The culture doesn’t really believe that, though. When I was teaching, I was pushing too hard — way too hard — and I didn’t give myself permission to ease up because stepping back felt like losing ground. That’s the trap. Most people see rest as a loss of productivity, and that framing poisons everything. The Benefits of Laziness actually pushes back on this in a way I find useful — the idea that doing less is sometimes doing more is genuinely countercultural, and it needs to be said out loud. Should You Periodize Your Workouts? The Definitive Answer, According to 26 Studies makes the case with data, but I think the resistance to rest runs deeper than not having enough evidence.

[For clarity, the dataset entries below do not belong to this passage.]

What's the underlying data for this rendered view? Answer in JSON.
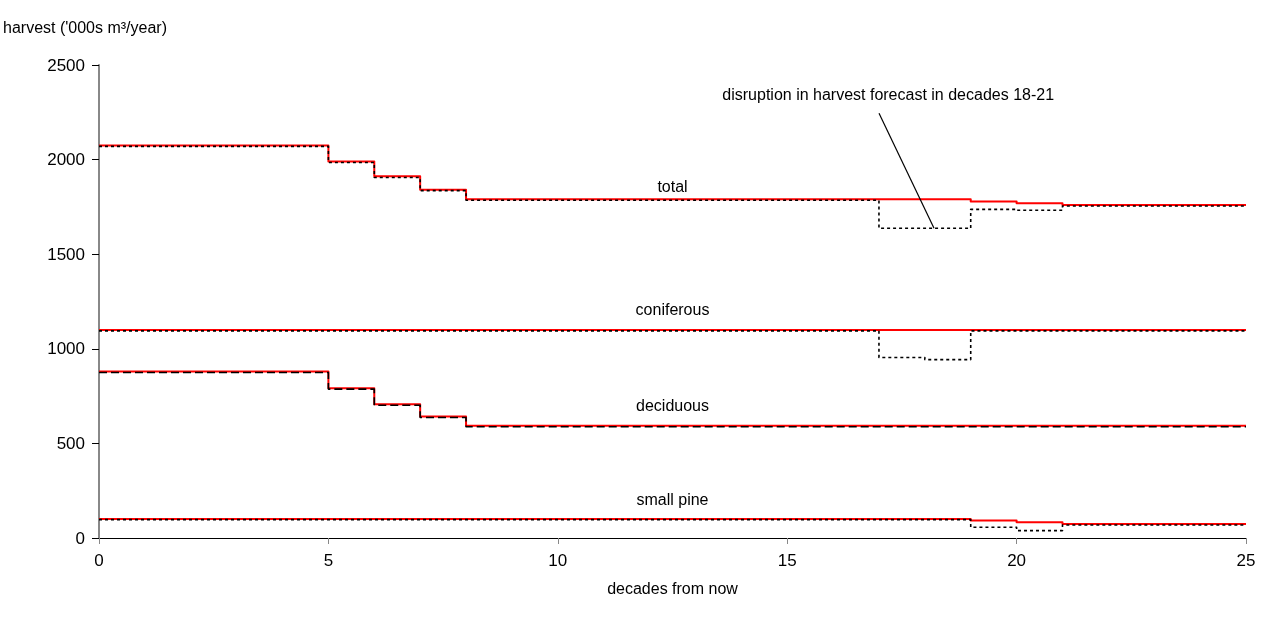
{
  "chart_data": {
    "type": "step",
    "xlabel": "decades from now",
    "ylabel": "harvest ('000s m³/year)",
    "xlim": [
      0,
      25
    ],
    "xticks": [
      0,
      5,
      10,
      15,
      20,
      25
    ],
    "ylim": [
      0,
      2500
    ],
    "yticks": [
      0,
      500,
      1000,
      1500,
      2000,
      2500
    ],
    "grid": false,
    "legend": false,
    "marker": "none",
    "series": [
      {
        "name": "total",
        "color": "#ff0000",
        "line_style": "solid",
        "x": [
          0,
          5,
          6,
          7,
          8,
          19,
          20,
          21,
          25
        ],
        "values": [
          2075,
          1990,
          1912,
          1841,
          1790,
          1778,
          1769,
          1760,
          1760
        ]
      },
      {
        "color": "#000000",
        "line_style": "dotted",
        "x": [
          0,
          5,
          6,
          7,
          8,
          17,
          19,
          20,
          21,
          25
        ],
        "values": [
          2070,
          1985,
          1905,
          1836,
          1785,
          1637,
          1737,
          1732,
          1755,
          1755
        ]
      },
      {
        "name": "coniferous",
        "color": "#ff0000",
        "line_style": "solid",
        "x": [
          0,
          25
        ],
        "values": [
          1100,
          1100
        ]
      },
      {
        "color": "#000000",
        "line_style": "dotted",
        "x": [
          0,
          17,
          18,
          19,
          25
        ],
        "values": [
          1095,
          954,
          943,
          1095,
          1095
        ]
      },
      {
        "name": "deciduous",
        "color": "#ff0000",
        "line_style": "solid",
        "x": [
          0,
          5,
          6,
          7,
          8,
          25
        ],
        "values": [
          880,
          792,
          707,
          642,
          593,
          593
        ]
      },
      {
        "color": "#000000",
        "line_style": "dashed",
        "x": [
          0,
          5,
          6,
          7,
          8,
          25
        ],
        "values": [
          875,
          787,
          702,
          637,
          588,
          588
        ]
      },
      {
        "name": "small pine",
        "color": "#ff0000",
        "line_style": "solid",
        "x": [
          0,
          19,
          20,
          21,
          25
        ],
        "values": [
          100,
          92,
          83,
          74,
          74
        ]
      },
      {
        "color": "#000000",
        "line_style": "dotted",
        "x": [
          0,
          19,
          20,
          21,
          25
        ],
        "values": [
          97,
          57,
          39,
          69,
          69
        ]
      }
    ],
    "annotations": [
      {
        "text": "disruption in harvest forecast in decades 18-21",
        "x": 18.2,
        "y": 1637
      }
    ]
  }
}
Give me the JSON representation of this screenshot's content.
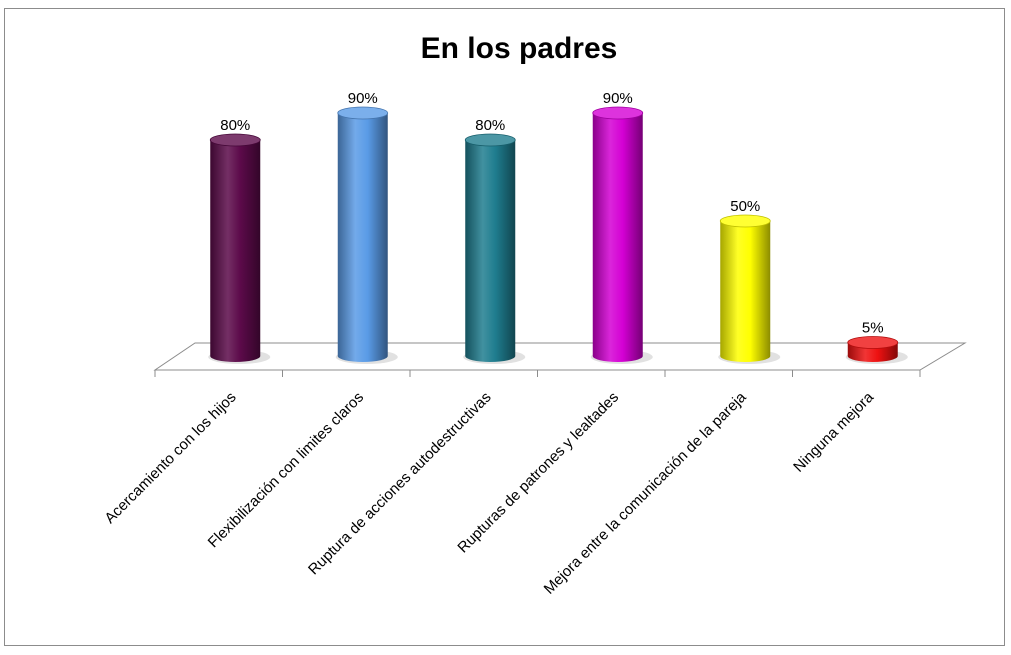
{
  "chart_data": {
    "type": "bar",
    "title": "En los padres",
    "categories": [
      "Acercamiento con los hijos",
      "Flexibilización con limites claros",
      "Ruptura de acciones autodestructivas",
      "Rupturas de patrones y lealtades",
      "Mejora entre la comunicación de la pareja",
      "Ninguna mejora"
    ],
    "values": [
      80,
      90,
      80,
      90,
      50,
      5
    ],
    "value_labels": [
      "80%",
      "90%",
      "80%",
      "90%",
      "50%",
      "5%"
    ],
    "colors": [
      "#5c0a4a",
      "#5a9be6",
      "#1f7d8f",
      "#d400d4",
      "#ffff00",
      "#ee1111"
    ],
    "ylim": [
      0,
      100
    ],
    "legend": "none",
    "grid": false
  }
}
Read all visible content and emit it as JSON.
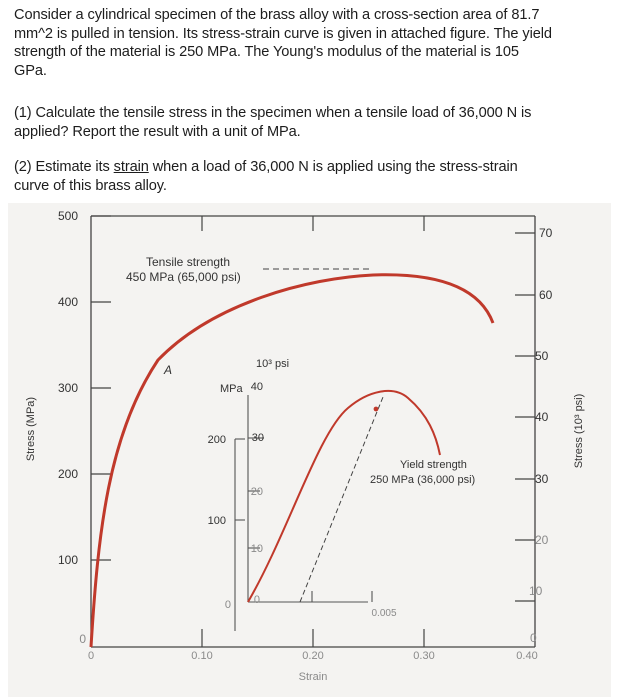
{
  "problem": {
    "intro": {
      "line1": "Consider a cylindrical specimen of the brass alloy with a cross-section area of 81.7",
      "line2": "mm^2 is pulled in tension. Its stress-strain curve is given in attached figure. The yield",
      "line3": "strength of the material is 250 MPa. The Young's modulus of the material is 105",
      "line4": "GPa."
    },
    "q1": {
      "line1": "(1) Calculate the tensile stress in the specimen when a tensile load of 36,000 N is",
      "line2": "applied? Report the result with a unit of MPa."
    },
    "q2": {
      "prefix": "(2) Estimate its ",
      "underlined": "strain",
      "suffix": " when a load of 36,000 N  is applied using the stress-strain",
      "line2": "curve of this brass alloy."
    }
  },
  "figure": {
    "left_axis_label": "Stress (MPa)",
    "right_axis_label": "Stress (10³ psi)",
    "x_axis_label": "Strain",
    "left_ticks": [
      "500",
      "400",
      "300",
      "200",
      "100",
      "0"
    ],
    "right_ticks": [
      "70",
      "60",
      "50",
      "40",
      "30",
      "20",
      "10",
      "0"
    ],
    "x_ticks": [
      "0",
      "0.10",
      "0.20",
      "0.30",
      "0.40"
    ],
    "tensile_label_line1": "Tensile strength",
    "tensile_label_line2": "450 MPa (65,000 psi)",
    "point_marker": "A",
    "inset": {
      "psi_unit": "10³ psi",
      "mpa_unit": "MPa",
      "psi_ticks": [
        "40",
        "30",
        "20",
        "10",
        "0"
      ],
      "mpa_ticks": [
        "200",
        "100",
        "0"
      ],
      "x_tick": "0.005",
      "yield_line1": "Yield strength",
      "yield_line2": "250 MPa (36,000 psi)"
    },
    "colors": {
      "curve": "#c0392b",
      "axes": "#333333",
      "background": "#f4f3f1"
    }
  }
}
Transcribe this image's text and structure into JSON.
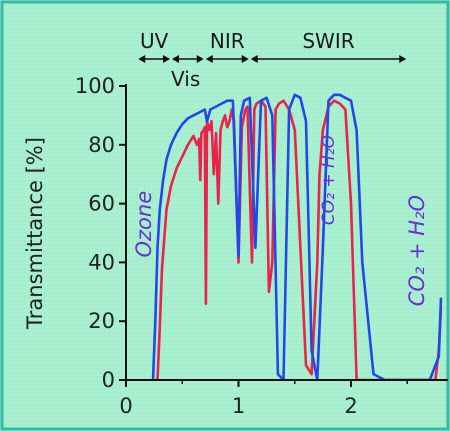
{
  "colors": {
    "background": "#a8f0cf",
    "border": "#35b9a6",
    "axis": "#111111",
    "series_red": "#e8234c",
    "series_blue": "#2448e8",
    "annotation": "#6a2fd0"
  },
  "chart_data": {
    "type": "line",
    "ylabel": "Transmittance [%]",
    "xlabel": "",
    "xlim": [
      0,
      2.8
    ],
    "ylim": [
      0,
      100
    ],
    "x_ticks": [
      0,
      1,
      2
    ],
    "y_ticks": [
      0,
      20,
      40,
      60,
      80,
      100
    ],
    "grid": false,
    "bands": [
      {
        "label": "UV",
        "x_from": 0.1,
        "x_to": 0.4
      },
      {
        "label": "Vis",
        "x_from": 0.4,
        "x_to": 0.7
      },
      {
        "label": "NIR",
        "x_from": 0.7,
        "x_to": 1.1
      },
      {
        "label": "SWIR",
        "x_from": 1.1,
        "x_to": 2.5
      }
    ],
    "annotations": [
      {
        "text": "Ozone",
        "x": 0.22,
        "y": 53
      },
      {
        "text": "CO₂ + H₂O",
        "x": 1.85,
        "y": 68
      },
      {
        "text": "CO₂ + H₂O",
        "x": 2.65,
        "y": 44
      }
    ],
    "series": [
      {
        "color": "red",
        "x": [
          0.28,
          0.3,
          0.32,
          0.36,
          0.4,
          0.45,
          0.5,
          0.55,
          0.6,
          0.63,
          0.65,
          0.66,
          0.67,
          0.69,
          0.7,
          0.71,
          0.72,
          0.74,
          0.76,
          0.78,
          0.8,
          0.82,
          0.84,
          0.86,
          0.88,
          0.9,
          0.92,
          0.94,
          0.96,
          1.0,
          1.03,
          1.06,
          1.08,
          1.1,
          1.12,
          1.14,
          1.16,
          1.2,
          1.24,
          1.27,
          1.3,
          1.33,
          1.36,
          1.4,
          1.45,
          1.5,
          1.55,
          1.6,
          1.65,
          1.7,
          1.72,
          1.75,
          1.8,
          1.85,
          1.9,
          1.95,
          2.0,
          2.05,
          2.1,
          2.15,
          2.2,
          2.25,
          2.3,
          2.35,
          2.4,
          2.45,
          2.5,
          2.55,
          2.6,
          2.65,
          2.7,
          2.75,
          2.78,
          2.8
        ],
        "y": [
          0,
          18,
          38,
          58,
          66,
          72,
          76,
          80,
          83,
          80,
          82,
          68,
          84,
          85,
          86,
          26,
          88,
          85,
          88,
          70,
          84,
          60,
          85,
          88,
          90,
          86,
          88,
          92,
          88,
          40,
          86,
          92,
          93,
          65,
          40,
          92,
          94,
          95,
          93,
          30,
          40,
          92,
          94,
          95,
          92,
          85,
          45,
          5,
          2,
          40,
          70,
          85,
          93,
          95,
          94,
          92,
          60,
          0,
          0,
          0,
          0,
          0,
          0,
          0,
          0,
          0,
          0,
          0,
          0,
          0,
          0,
          0,
          10,
          25
        ]
      },
      {
        "color": "blue",
        "x": [
          0.24,
          0.26,
          0.28,
          0.3,
          0.33,
          0.36,
          0.4,
          0.45,
          0.5,
          0.55,
          0.6,
          0.65,
          0.7,
          0.72,
          0.75,
          0.8,
          0.85,
          0.9,
          0.95,
          1.0,
          1.02,
          1.05,
          1.1,
          1.15,
          1.2,
          1.25,
          1.3,
          1.35,
          1.4,
          1.45,
          1.5,
          1.55,
          1.6,
          1.65,
          1.7,
          1.75,
          1.8,
          1.85,
          1.9,
          1.95,
          2.0,
          2.05,
          2.1,
          2.2,
          2.3,
          2.4,
          2.5,
          2.6,
          2.7,
          2.78,
          2.8
        ],
        "y": [
          0,
          20,
          45,
          58,
          68,
          75,
          80,
          84,
          87,
          89,
          90,
          91,
          92,
          88,
          92,
          93,
          94,
          95,
          95,
          42,
          90,
          95,
          96,
          45,
          95,
          96,
          90,
          2,
          0,
          92,
          97,
          96,
          88,
          10,
          0,
          45,
          95,
          97,
          97,
          96,
          95,
          85,
          40,
          2,
          0,
          0,
          0,
          0,
          0,
          8,
          28
        ]
      }
    ]
  }
}
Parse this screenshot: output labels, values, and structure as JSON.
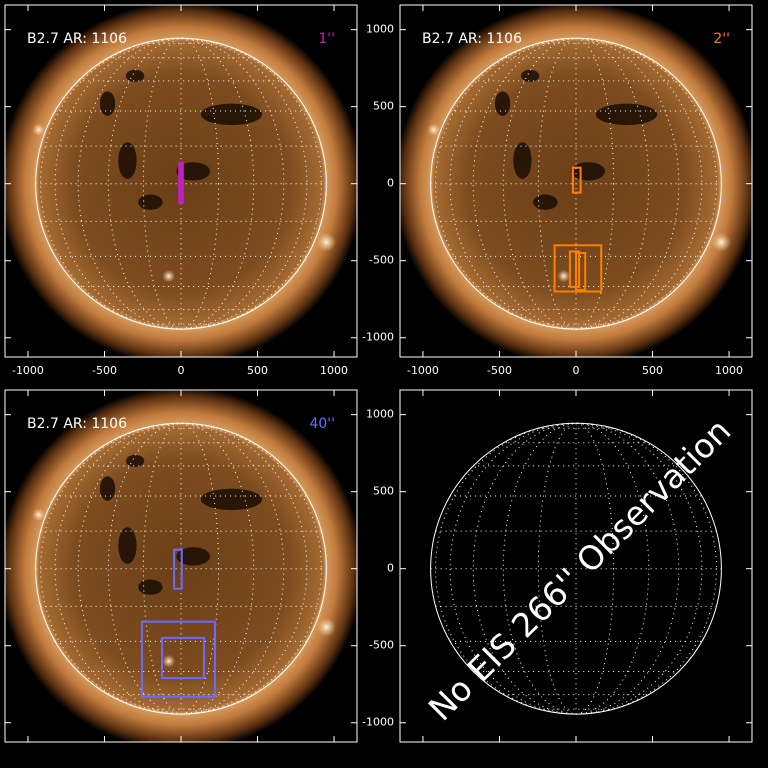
{
  "chart_data": [
    {
      "type": "image",
      "label": "B2.7 AR: 1106",
      "resolution": "1''",
      "resolution_color": "#c020c0",
      "xlim": [
        -1150,
        1150
      ],
      "ylim": [
        -1125,
        1160
      ],
      "xticks": [
        -1000,
        -500,
        0,
        500,
        1000
      ],
      "yticks": [
        -1000,
        -500,
        0,
        500,
        1000
      ],
      "boxes": [
        {
          "x": [
            -12,
            12
          ],
          "y": [
            -125,
            136
          ],
          "color": "#c020c0",
          "filled": true
        }
      ]
    },
    {
      "type": "image",
      "label": "B2.7 AR: 1106",
      "resolution": "2''",
      "resolution_color": "#ff7f00",
      "xlim": [
        -1150,
        1150
      ],
      "ylim": [
        -1125,
        1160
      ],
      "xticks": [
        -1000,
        -500,
        0,
        500,
        1000
      ],
      "yticks": [
        -1000,
        -500,
        0,
        500,
        1000
      ],
      "boxes": [
        {
          "x": [
            -20,
            30
          ],
          "y": [
            -58,
            104
          ],
          "color": "#ff7f00",
          "filled": false
        },
        {
          "x": [
            -140,
            165
          ],
          "y": [
            -700,
            -400
          ],
          "color": "#ff7f00",
          "filled": false
        },
        {
          "x": [
            -40,
            20
          ],
          "y": [
            -670,
            -440
          ],
          "color": "#ff7f00",
          "filled": false
        },
        {
          "x": [
            0,
            60
          ],
          "y": [
            -690,
            -450
          ],
          "color": "#ff7f00",
          "filled": false
        }
      ]
    },
    {
      "type": "image",
      "label": "B2.7 AR: 1106",
      "resolution": "40''",
      "resolution_color": "#6a6aff",
      "xlim": [
        -1150,
        1150
      ],
      "ylim": [
        -1125,
        1160
      ],
      "xticks": [
        -1000,
        -500,
        0,
        500,
        1000
      ],
      "yticks": [
        -1000,
        -500,
        0,
        500,
        1000
      ],
      "boxes": [
        {
          "x": [
            -45,
            5
          ],
          "y": [
            -130,
            123
          ],
          "color": "#6a6aff",
          "filled": false
        },
        {
          "x": [
            -255,
            222
          ],
          "y": [
            -831,
            -344
          ],
          "color": "#6a6aff",
          "filled": false
        },
        {
          "x": [
            -124,
            150
          ],
          "y": [
            -710,
            -449
          ],
          "color": "#6a6aff",
          "filled": false
        }
      ]
    },
    {
      "type": "grid",
      "annotation": "No EIS 266'' Observation",
      "xlim": [
        -1150,
        1150
      ],
      "ylim": [
        -1125,
        1160
      ],
      "xticks": [
        -1000,
        -500,
        0,
        500,
        1000
      ],
      "yticks": [
        -1000,
        -500,
        0,
        500,
        1000
      ]
    }
  ]
}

What made me connect the deload to the Sabbath is that they’re pointing at the same gap in how we live. Rest isn’t built into modern culture as something sacred or even necessary — it’s tolerated, at best. The Rise of ‘Slow Fitness’: A Counterpoint to Optimization Culture gets at this tension: even in fitness spaces, rest gets rebranded as “active recovery” so we can feel like we’re still doing something. Periodization Training: Benefits, Uses, and How to Get Started is worth reading just to see how even the clinical framing of rest still has to justify itself inside a productivity logic.
If I took this seriously across all areas of my life, the main thing I would do differently is stop feeling guilty when I need to rest. That guilt is the real problem — it’s what makes people push through when they shouldn’t, and it’s what makes them come back from rest feeling like they have to apologize for it. Avoid Overtraining by Logging is one practical way to keep yourself honest about when you’ve done enough. But the deeper shift is just trusting that the off-season is part of the season — not an interruption of it.